Moreover, the encoder is designed with the Patch Mixing Module and Channel Mixing Module, while the lightweight ConvNeXt V2 module serves as the decoder. This design avoids the issue of information duplication in masked regions. Extensive experiments on four publicly available datasets validate the method’s effectiveness in handling the complexity of crack images. The method is capable of accurately detecting cracks regardless of variations in shape, size, orientation, or background noise.
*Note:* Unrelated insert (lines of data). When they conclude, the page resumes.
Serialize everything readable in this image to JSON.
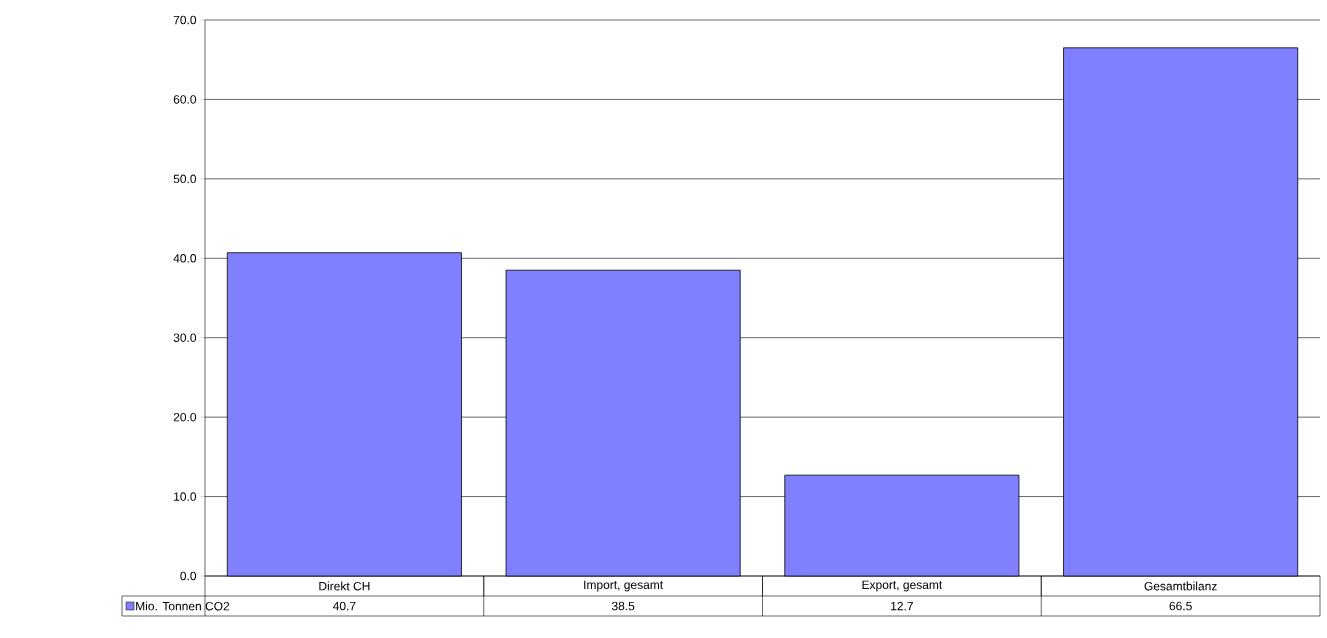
{
  "chart_data": {
    "type": "bar",
    "categories": [
      "Direkt CH",
      "Import, gesamt",
      "Export, gesamt",
      "Gesamtbilanz"
    ],
    "series": [
      {
        "name": "Mio. Tonnen CO2",
        "color": "#8080ff",
        "values": [
          40.7,
          38.5,
          12.7,
          66.5
        ]
      }
    ],
    "ylim": [
      0,
      70
    ],
    "yticks": [
      {
        "value": 0,
        "label": "0.0"
      },
      {
        "value": 10,
        "label": "10.0"
      },
      {
        "value": 20,
        "label": "20.0"
      },
      {
        "value": 30,
        "label": "30.0"
      },
      {
        "value": 40,
        "label": "40.0"
      },
      {
        "value": 50,
        "label": "50.0"
      },
      {
        "value": 60,
        "label": "60.0"
      },
      {
        "value": 70,
        "label": "70.0"
      }
    ],
    "grid": "y",
    "legend": "bottom",
    "data_labels": true
  }
}
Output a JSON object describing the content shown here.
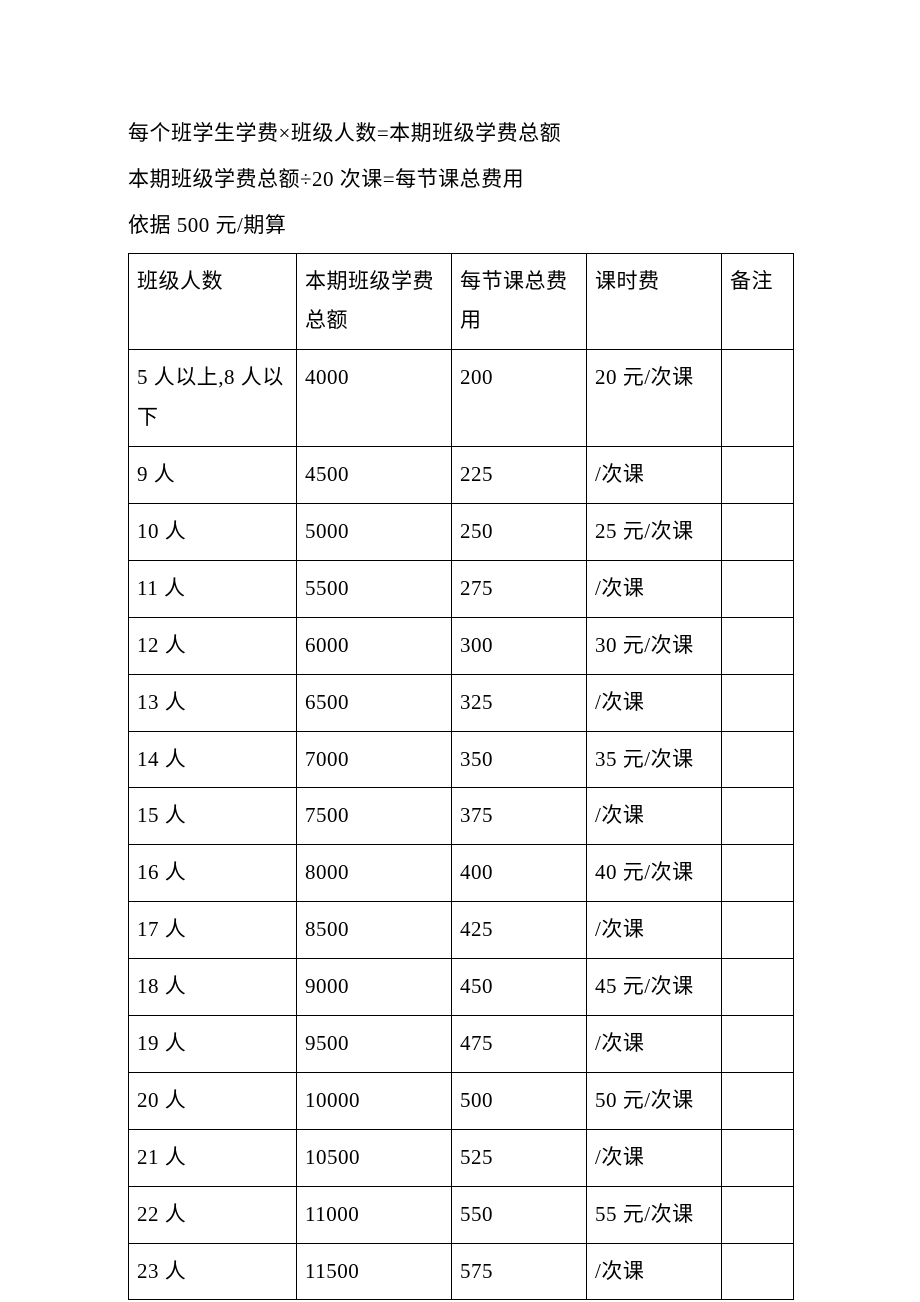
{
  "intro": {
    "line1": "每个班学生学费×班级人数=本期班级学费总额",
    "line2": "本期班级学费总额÷20 次课=每节课总费用",
    "line3": "依据 500 元/期算"
  },
  "table": {
    "columns": [
      "班级人数",
      "本期班级学费总额",
      "每节课总费用",
      "课时费",
      "备注"
    ],
    "rows": [
      [
        "5 人以上,8 人以下",
        "4000",
        "200",
        "20 元/次课",
        ""
      ],
      [
        "9 人",
        "4500",
        "225",
        "/次课",
        ""
      ],
      [
        "10 人",
        "5000",
        "250",
        "25 元/次课",
        ""
      ],
      [
        "11 人",
        "5500",
        "275",
        "/次课",
        ""
      ],
      [
        "12 人",
        "6000",
        "300",
        "30 元/次课",
        ""
      ],
      [
        "13 人",
        "6500",
        "325",
        "/次课",
        ""
      ],
      [
        "14 人",
        "7000",
        "350",
        "35 元/次课",
        ""
      ],
      [
        "15 人",
        "7500",
        "375",
        "/次课",
        ""
      ],
      [
        "16 人",
        "8000",
        "400",
        "40 元/次课",
        ""
      ],
      [
        "17 人",
        "8500",
        "425",
        "/次课",
        ""
      ],
      [
        "18 人",
        "9000",
        "450",
        "45 元/次课",
        ""
      ],
      [
        "19 人",
        "9500",
        "475",
        "/次课",
        ""
      ],
      [
        "20 人",
        "10000",
        "500",
        "50 元/次课",
        ""
      ],
      [
        "21 人",
        "10500",
        "525",
        "/次课",
        ""
      ],
      [
        "22 人",
        "11000",
        "550",
        "55 元/次课",
        ""
      ],
      [
        "23 人",
        "11500",
        "575",
        "/次课",
        ""
      ]
    ],
    "border_color": "#000000",
    "font_size": 21,
    "text_color": "#000000",
    "background_color": "#ffffff"
  }
}
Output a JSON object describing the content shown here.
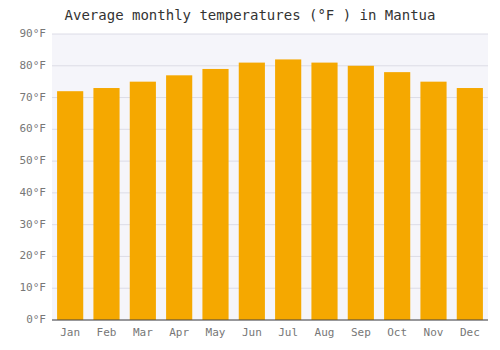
{
  "chart_data": {
    "type": "bar",
    "title": "Average monthly temperatures (°F ) in Mantua",
    "categories": [
      "Jan",
      "Feb",
      "Mar",
      "Apr",
      "May",
      "Jun",
      "Jul",
      "Aug",
      "Sep",
      "Oct",
      "Nov",
      "Dec"
    ],
    "values": [
      72,
      73,
      75,
      77,
      79,
      81,
      82,
      81,
      80,
      78,
      75,
      73
    ],
    "color": "#F5A800",
    "ylim": [
      0,
      90
    ],
    "yticks": [
      {
        "value": 0,
        "label": "0°F"
      },
      {
        "value": 10,
        "label": "10°F"
      },
      {
        "value": 20,
        "label": "20°F"
      },
      {
        "value": 30,
        "label": "30°F"
      },
      {
        "value": 40,
        "label": "40°F"
      },
      {
        "value": 50,
        "label": "50°F"
      },
      {
        "value": 60,
        "label": "60°F"
      },
      {
        "value": 70,
        "label": "70°F"
      },
      {
        "value": 80,
        "label": "80°F"
      },
      {
        "value": 90,
        "label": "90°F"
      }
    ],
    "grid": true
  }
}
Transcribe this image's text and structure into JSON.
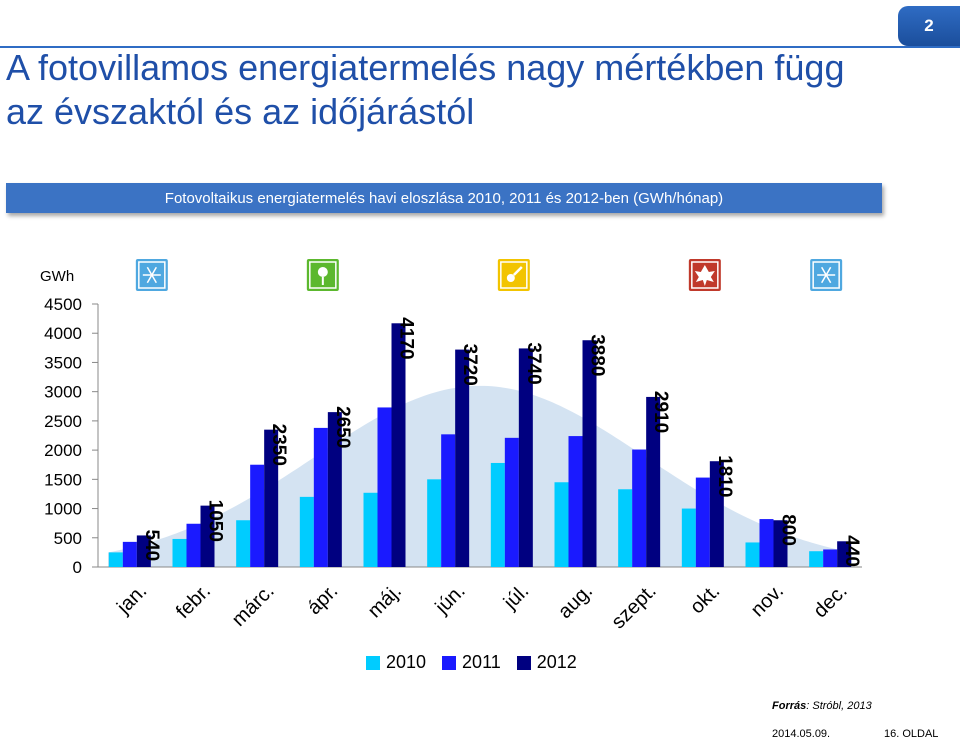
{
  "page_number": "2",
  "title": "A fotovillamos energiatermelés nagy mértékben függ az évszaktól és az időjárástól",
  "subtitle": "Fotovoltaikus energiatermelés havi eloszlása 2010, 2011 és 2012-ben (GWh/hónap)",
  "source_label": "Forrás",
  "source_text": ": Stróbl, 2013",
  "date": "2014.05.09.",
  "page_footer": "16. OLDAL",
  "colors": {
    "2010": "#00ccff",
    "2011": "#1a1aff",
    "2012": "#000080",
    "band": "#c6d9ee",
    "accent": "#1f4fa8"
  },
  "chart_data": {
    "type": "bar",
    "ylabel": "GWh",
    "ylim": [
      0,
      4500
    ],
    "yticks": [
      0,
      500,
      1000,
      1500,
      2000,
      2500,
      3000,
      3500,
      4000,
      4500
    ],
    "categories": [
      "jan.",
      "febr.",
      "márc.",
      "ápr.",
      "máj.",
      "jún.",
      "júl.",
      "aug.",
      "szept.",
      "okt.",
      "nov.",
      "dec."
    ],
    "series": [
      {
        "name": "2010",
        "values": [
          250,
          480,
          800,
          1200,
          1270,
          1500,
          1780,
          1450,
          1330,
          1000,
          420,
          270
        ]
      },
      {
        "name": "2011",
        "values": [
          430,
          740,
          1750,
          2380,
          2730,
          2270,
          2210,
          2240,
          2010,
          1530,
          820,
          300
        ]
      },
      {
        "name": "2012",
        "values": [
          540,
          1050,
          2350,
          2650,
          4170,
          3720,
          3740,
          3880,
          2910,
          1810,
          800,
          440
        ]
      }
    ],
    "data_labels": [
      "540",
      "1050",
      "2350",
      "2650",
      "4170",
      "3720",
      "3740",
      "3880",
      "2910",
      "1810",
      "800",
      "440"
    ],
    "season_icons": [
      {
        "month": "jan.",
        "icon": "snowflake-icon",
        "color": "#4fa8e0"
      },
      {
        "month": "ápr.",
        "icon": "flower-icon",
        "color": "#5cb82e"
      },
      {
        "month": "júl.",
        "icon": "sun-icon",
        "color": "#f2c400"
      },
      {
        "month": "okt.",
        "icon": "leaf-icon",
        "color": "#c0392b"
      },
      {
        "month": "dec.",
        "icon": "snowflake-icon",
        "color": "#4fa8e0"
      }
    ],
    "background_band": "season-curve",
    "legend_position": "bottom"
  }
}
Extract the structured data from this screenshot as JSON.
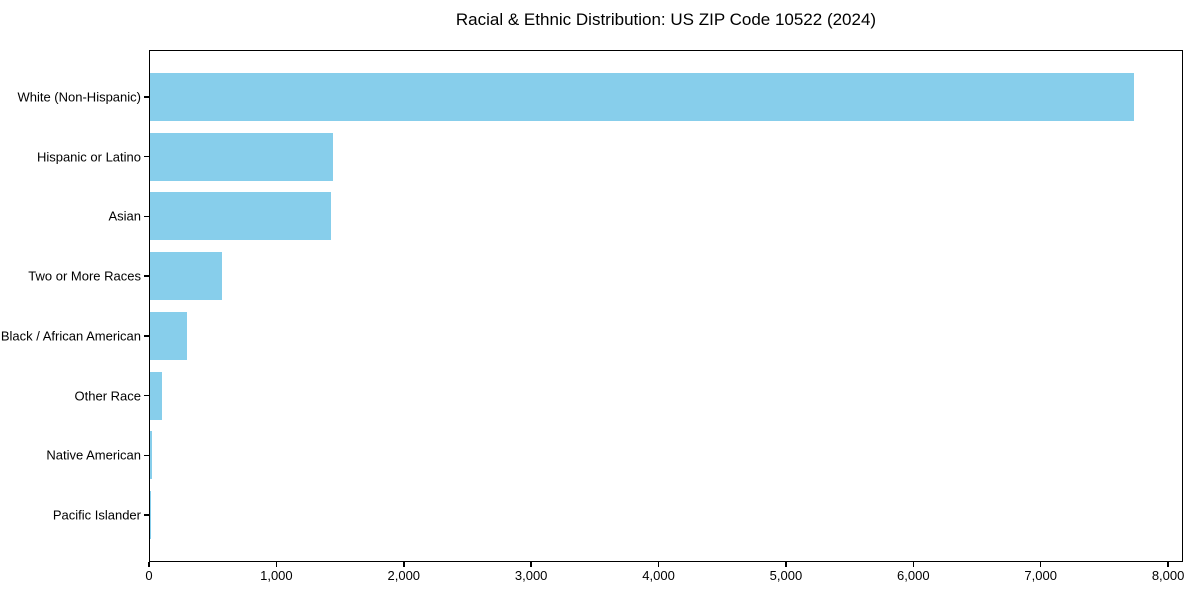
{
  "figure": {
    "background": "#ffffff"
  },
  "chart_data": {
    "type": "bar",
    "orientation": "horizontal",
    "title": "Racial & Ethnic Distribution: US ZIP Code 10522 (2024)",
    "categories": [
      "White (Non-Hispanic)",
      "Hispanic or Latino",
      "Asian",
      "Two or More Races",
      "Black / African American",
      "Other Race",
      "Native American",
      "Pacific Islander"
    ],
    "values": [
      7725,
      1440,
      1420,
      565,
      290,
      95,
      15,
      5
    ],
    "xlabel": "",
    "ylabel": "",
    "xlim": [
      0,
      8117
    ],
    "x_ticks": [
      0,
      1000,
      2000,
      3000,
      4000,
      5000,
      6000,
      7000,
      8000
    ],
    "x_tick_labels": [
      "0",
      "1,000",
      "2,000",
      "3,000",
      "4,000",
      "5,000",
      "6,000",
      "7,000",
      "8,000"
    ],
    "bar_color": "#87CEEB",
    "axis_color": "#000000",
    "text_color": "#000000",
    "grid": false,
    "legend": null
  }
}
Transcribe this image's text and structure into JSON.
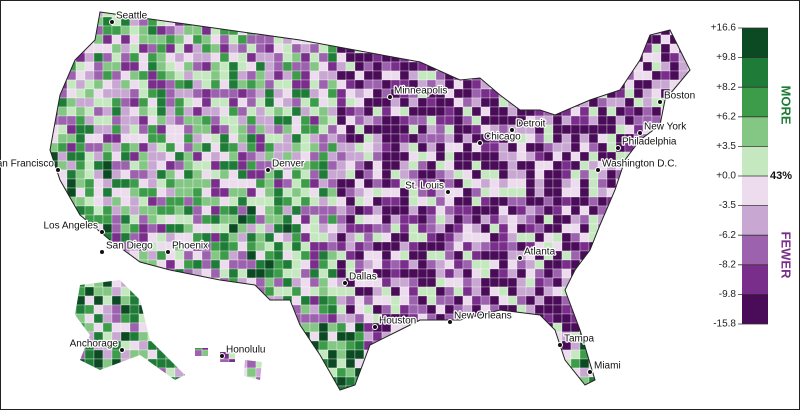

Importantly, SpcNet achieves high crack detection performance with fewer parameters and lower computational load. In summary, this crack detection method is not only well-suited for practical application scenarios but also provides valuable insights for the development of future deep learning models in similar domains. In the future, we will focus on improving the model’s adaptability to complex backgrounds and enhancing its robustness in low-quality images or extreme environmental conditions. Additionally, considering the detection requirements for different types of cracks, we plan to expand the model into a multi-task learning framework to achieve joint optimization of crack type classification and precise localization. With these improvements, the model will better meet the diverse needs of real-world applications.